- Anita Chitaya
- Citizenship: Malawian
- Occupations: Smallholder farmer, community promoter, climate activist
- Known for: The Ants and the Grasshopper (Film) 2021 documentary

= Anita Chitaya =

Anita Chitaya is a Malawian smallholder farmer, community organiser and climate activist from the Mzimba District in Northern Malawi. She is the subject and narrator of the documentary The Ants and the Grasshopper (2021). This documentary was directed by Raj Patel and Zak Piper and she was a co-writer. The film follows her quest to persuade Americans that climate change is real.

== Work with soils, food and healthy communities ==
Chitaya lives in Bwabwa in Northern Malawi. She joined Soils, Food and Healthy Communities (SFHC), a farmer-led research organisation based at Ekwendeni Hospital in Mzimba District, in 2001 as a participating farmer and member of its Farmer Research Team. Chitaya became a community promoter in 2009, training fellow farmers in agroecological methods and encouraging more equal divisions of labour and resources between men and women in farming households. She has been described as a long time community promoter for SFHC, whose work includes visiting neighbouring households to discuss soil fertility, crop choices and gender roles.

In 2017 Chitaya was interviewed for a Farm Radio International script on farmers' use of indigenous pesticidal plants under the Malawi Farmer-to-Farmer Agroecology (MAFFA) project. She is listed as the co-author of a peer-reviewed study on participatory agroecological research and climate-change adaptation led by Rachel Bezner Kerr.

== The Ants and the Grasshopper ==

Chitaya (right) and Raj Patel (centre)

Filming began in 2012 when Patel first travelled to Malawi, and the documentary took about 10 years to complete. The film was produced by Kartemquin Films together with Bungalow Town Productions; Chitaya is credited as narrator and for additional camera. In it she travels to the United States with fellow Malawians, including SFHC Director Esther Lupafya, meeting farmers in Iowa, communities in Oakland and Detroit, and legislators in Washington, D.C.

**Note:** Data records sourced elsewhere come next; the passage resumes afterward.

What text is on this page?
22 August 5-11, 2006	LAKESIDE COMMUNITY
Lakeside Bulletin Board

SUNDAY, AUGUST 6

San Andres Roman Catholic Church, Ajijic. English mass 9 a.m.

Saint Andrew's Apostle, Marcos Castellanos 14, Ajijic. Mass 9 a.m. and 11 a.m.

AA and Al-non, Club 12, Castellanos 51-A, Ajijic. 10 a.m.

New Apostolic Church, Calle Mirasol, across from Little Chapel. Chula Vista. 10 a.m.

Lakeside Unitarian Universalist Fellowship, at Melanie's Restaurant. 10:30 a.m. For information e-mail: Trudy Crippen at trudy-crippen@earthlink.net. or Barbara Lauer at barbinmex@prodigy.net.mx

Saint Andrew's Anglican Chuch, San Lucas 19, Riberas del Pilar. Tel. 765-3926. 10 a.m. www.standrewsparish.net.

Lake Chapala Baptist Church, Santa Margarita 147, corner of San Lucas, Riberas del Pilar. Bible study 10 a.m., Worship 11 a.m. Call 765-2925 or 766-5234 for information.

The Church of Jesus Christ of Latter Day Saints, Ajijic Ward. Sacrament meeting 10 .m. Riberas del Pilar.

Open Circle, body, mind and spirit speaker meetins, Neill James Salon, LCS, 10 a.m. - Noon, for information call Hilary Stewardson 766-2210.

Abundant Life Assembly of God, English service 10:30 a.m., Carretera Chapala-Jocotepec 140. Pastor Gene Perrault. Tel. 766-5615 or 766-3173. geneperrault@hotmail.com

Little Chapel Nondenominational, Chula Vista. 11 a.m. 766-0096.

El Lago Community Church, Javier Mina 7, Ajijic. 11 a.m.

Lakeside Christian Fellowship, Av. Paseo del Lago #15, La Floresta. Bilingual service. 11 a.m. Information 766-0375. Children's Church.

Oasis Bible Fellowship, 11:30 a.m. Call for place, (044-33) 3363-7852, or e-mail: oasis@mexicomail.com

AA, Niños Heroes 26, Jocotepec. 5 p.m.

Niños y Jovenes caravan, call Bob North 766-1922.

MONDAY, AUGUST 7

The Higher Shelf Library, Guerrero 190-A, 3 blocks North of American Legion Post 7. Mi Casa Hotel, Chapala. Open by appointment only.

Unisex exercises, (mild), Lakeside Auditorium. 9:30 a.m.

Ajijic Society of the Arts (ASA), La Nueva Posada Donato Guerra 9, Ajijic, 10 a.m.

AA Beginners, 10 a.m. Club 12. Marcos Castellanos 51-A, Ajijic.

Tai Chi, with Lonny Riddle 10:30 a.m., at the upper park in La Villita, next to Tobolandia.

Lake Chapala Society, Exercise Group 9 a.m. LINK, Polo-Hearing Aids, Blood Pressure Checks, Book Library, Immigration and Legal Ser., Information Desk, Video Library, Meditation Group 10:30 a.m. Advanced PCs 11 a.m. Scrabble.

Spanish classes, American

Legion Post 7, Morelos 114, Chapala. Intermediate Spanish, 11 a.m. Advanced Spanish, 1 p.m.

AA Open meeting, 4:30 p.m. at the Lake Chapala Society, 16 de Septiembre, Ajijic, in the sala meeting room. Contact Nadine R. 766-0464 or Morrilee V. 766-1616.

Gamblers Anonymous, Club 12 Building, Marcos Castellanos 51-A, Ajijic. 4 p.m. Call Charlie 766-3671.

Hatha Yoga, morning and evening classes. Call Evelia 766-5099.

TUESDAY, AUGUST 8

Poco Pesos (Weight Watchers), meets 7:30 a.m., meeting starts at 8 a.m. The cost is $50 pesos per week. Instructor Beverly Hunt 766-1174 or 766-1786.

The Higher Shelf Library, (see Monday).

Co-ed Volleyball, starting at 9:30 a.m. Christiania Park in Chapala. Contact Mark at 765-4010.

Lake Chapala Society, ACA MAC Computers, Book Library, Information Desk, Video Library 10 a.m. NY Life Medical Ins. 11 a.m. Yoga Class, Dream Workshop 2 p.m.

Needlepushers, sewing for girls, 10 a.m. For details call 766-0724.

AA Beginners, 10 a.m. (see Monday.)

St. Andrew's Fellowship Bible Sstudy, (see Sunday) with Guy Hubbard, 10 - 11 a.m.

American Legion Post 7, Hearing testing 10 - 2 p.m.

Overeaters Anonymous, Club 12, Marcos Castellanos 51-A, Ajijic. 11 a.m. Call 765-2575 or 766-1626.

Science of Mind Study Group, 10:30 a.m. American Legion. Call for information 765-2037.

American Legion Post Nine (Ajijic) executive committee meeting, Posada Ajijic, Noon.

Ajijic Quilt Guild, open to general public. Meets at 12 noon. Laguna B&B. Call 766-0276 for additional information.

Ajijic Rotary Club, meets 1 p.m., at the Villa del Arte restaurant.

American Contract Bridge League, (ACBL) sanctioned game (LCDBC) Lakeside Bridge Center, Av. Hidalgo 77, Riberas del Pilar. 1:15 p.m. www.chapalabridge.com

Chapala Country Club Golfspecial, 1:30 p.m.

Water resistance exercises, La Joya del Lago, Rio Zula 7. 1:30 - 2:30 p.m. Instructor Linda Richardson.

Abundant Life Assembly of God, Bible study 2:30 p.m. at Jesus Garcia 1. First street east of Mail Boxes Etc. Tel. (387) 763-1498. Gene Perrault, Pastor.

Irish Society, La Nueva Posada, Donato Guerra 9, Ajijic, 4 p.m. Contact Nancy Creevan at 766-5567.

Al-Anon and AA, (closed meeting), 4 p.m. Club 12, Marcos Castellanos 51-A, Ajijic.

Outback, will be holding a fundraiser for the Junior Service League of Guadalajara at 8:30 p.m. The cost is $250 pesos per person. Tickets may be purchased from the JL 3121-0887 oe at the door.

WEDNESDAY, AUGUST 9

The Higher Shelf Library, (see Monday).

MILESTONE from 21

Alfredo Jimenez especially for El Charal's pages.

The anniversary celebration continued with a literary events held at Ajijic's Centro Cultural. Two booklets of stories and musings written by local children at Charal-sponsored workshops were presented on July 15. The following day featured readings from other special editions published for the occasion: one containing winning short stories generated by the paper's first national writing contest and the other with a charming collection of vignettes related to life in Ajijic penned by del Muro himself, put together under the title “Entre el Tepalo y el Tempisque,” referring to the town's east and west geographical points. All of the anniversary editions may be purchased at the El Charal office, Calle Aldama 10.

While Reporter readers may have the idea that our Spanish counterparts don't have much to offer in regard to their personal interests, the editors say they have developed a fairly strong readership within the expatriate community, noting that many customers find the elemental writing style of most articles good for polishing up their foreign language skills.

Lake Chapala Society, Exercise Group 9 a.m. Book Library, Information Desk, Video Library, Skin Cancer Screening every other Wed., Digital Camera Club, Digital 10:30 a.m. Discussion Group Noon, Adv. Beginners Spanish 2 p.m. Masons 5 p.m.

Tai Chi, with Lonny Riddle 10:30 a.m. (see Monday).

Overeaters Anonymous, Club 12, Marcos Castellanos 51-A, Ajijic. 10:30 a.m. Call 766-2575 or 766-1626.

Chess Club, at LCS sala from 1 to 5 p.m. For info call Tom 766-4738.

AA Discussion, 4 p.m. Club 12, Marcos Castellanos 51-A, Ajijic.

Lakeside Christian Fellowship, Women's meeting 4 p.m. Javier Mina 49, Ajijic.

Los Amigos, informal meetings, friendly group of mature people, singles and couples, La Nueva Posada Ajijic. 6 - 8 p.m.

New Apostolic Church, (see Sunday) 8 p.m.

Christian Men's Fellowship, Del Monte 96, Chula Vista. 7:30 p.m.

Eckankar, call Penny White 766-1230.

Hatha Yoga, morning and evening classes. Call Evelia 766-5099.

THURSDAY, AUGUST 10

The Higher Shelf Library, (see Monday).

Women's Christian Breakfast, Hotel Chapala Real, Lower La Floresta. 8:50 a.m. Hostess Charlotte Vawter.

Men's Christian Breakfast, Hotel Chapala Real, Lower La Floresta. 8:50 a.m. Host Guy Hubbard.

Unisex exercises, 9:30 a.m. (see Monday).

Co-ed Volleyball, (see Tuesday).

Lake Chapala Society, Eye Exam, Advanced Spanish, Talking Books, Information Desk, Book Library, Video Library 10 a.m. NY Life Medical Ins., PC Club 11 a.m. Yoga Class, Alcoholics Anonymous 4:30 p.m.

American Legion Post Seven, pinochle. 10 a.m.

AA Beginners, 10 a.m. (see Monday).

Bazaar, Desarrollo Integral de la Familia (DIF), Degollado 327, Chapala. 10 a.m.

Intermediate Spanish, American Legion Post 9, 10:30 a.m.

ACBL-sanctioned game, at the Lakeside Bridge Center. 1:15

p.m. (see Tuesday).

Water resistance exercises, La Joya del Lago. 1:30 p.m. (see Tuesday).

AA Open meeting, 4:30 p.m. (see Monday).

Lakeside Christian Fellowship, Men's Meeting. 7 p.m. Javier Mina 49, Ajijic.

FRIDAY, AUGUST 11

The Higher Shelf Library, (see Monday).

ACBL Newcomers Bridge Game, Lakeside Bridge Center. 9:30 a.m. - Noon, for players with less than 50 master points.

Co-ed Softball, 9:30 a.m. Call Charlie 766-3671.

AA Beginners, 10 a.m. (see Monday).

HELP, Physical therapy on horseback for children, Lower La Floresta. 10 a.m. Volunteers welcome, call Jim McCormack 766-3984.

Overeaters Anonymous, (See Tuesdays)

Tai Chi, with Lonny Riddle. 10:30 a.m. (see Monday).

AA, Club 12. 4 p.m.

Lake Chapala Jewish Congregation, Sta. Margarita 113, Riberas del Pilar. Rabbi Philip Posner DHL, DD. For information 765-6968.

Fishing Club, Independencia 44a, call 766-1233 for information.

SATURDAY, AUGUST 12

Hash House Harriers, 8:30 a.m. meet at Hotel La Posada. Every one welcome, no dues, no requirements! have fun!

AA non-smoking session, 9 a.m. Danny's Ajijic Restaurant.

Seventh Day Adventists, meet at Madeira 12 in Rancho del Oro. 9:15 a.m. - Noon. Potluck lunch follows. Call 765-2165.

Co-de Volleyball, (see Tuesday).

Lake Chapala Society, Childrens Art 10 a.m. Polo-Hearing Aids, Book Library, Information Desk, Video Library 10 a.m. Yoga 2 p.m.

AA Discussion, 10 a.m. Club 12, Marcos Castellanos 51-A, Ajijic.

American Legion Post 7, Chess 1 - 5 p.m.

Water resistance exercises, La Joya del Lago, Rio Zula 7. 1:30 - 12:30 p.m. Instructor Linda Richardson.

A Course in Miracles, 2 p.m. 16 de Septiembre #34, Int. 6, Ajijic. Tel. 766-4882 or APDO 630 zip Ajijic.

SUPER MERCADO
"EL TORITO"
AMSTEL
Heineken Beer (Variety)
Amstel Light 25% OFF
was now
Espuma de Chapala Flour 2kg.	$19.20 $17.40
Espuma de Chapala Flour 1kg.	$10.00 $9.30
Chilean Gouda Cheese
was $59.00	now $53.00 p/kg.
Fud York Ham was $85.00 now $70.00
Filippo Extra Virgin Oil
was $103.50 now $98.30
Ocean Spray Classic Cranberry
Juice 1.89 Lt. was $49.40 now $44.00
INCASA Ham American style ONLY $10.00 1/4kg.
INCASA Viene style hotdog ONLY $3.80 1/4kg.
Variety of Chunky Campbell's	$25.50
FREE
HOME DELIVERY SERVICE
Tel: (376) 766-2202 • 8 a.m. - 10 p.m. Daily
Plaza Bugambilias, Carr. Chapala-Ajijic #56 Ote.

The film's American journey was Chitaya's proposal; according to the directors, they had set out to make a film about gender and child nutrition in Malawi, and it became a film about climate change when she resolved to go to the United States and speak to Americans herself. The directors planned to use a celebrity narrator but concluded that the story was hers to tell; they returned to Malawi to show her scenes from the edit and record her responses, and Patel has said her choices also guided which scenes stayed in the film. She and Peter Mazunda, the film's Malawian producer and cinematographer, are credited with writing the narration. Patel has written that the title is also hers, taken not from Aesop's fable but from her observation of ants in her village carrying, together, loads far heavier than any one could lift.

The film premiered at Mountainfilm in Telluride in May 2021, where Patel received the 2021 Moving Mountains Award, and had its international premiere at Sheffield DocFest in June 2021. It was released theatrically in the United States by Giant Pictures in Spring 2023 and broadcast on PBS's Doc World in 2025. A five-part companion series, The Ants &the Grasshopper: The Series, co-produced by Kartemquin and WNET's Peril and Promise Initiative, was released by PBS in 2023.

Reviewing the film for the Guardian in September 2022, the critic praised Chitaya as intelligent and patient, but found the film's optimistic ending forced. Patel has described her approach as a "theory of change" in which taking a problem to someone's doorstep makes it impossible to ignore.

== Public speaking ==
Chitaya delivered the closing keynote at the Agriculture, Nutrition and Health (ANH) Academy Week in Lilongwe on 30 June 2023, speaking in Chitumbuka with simultaneous translation, following an in-person screening of the film on 28 June.

== Personal life ==
The Guardian's review of the film describes Chitaya raising crops with her husband on a single acre of poor soil and persuading him to share household work that was conventionally regarded as women's work. The same review reports that she had hoped to become a nun before her husband abducted her into marriage.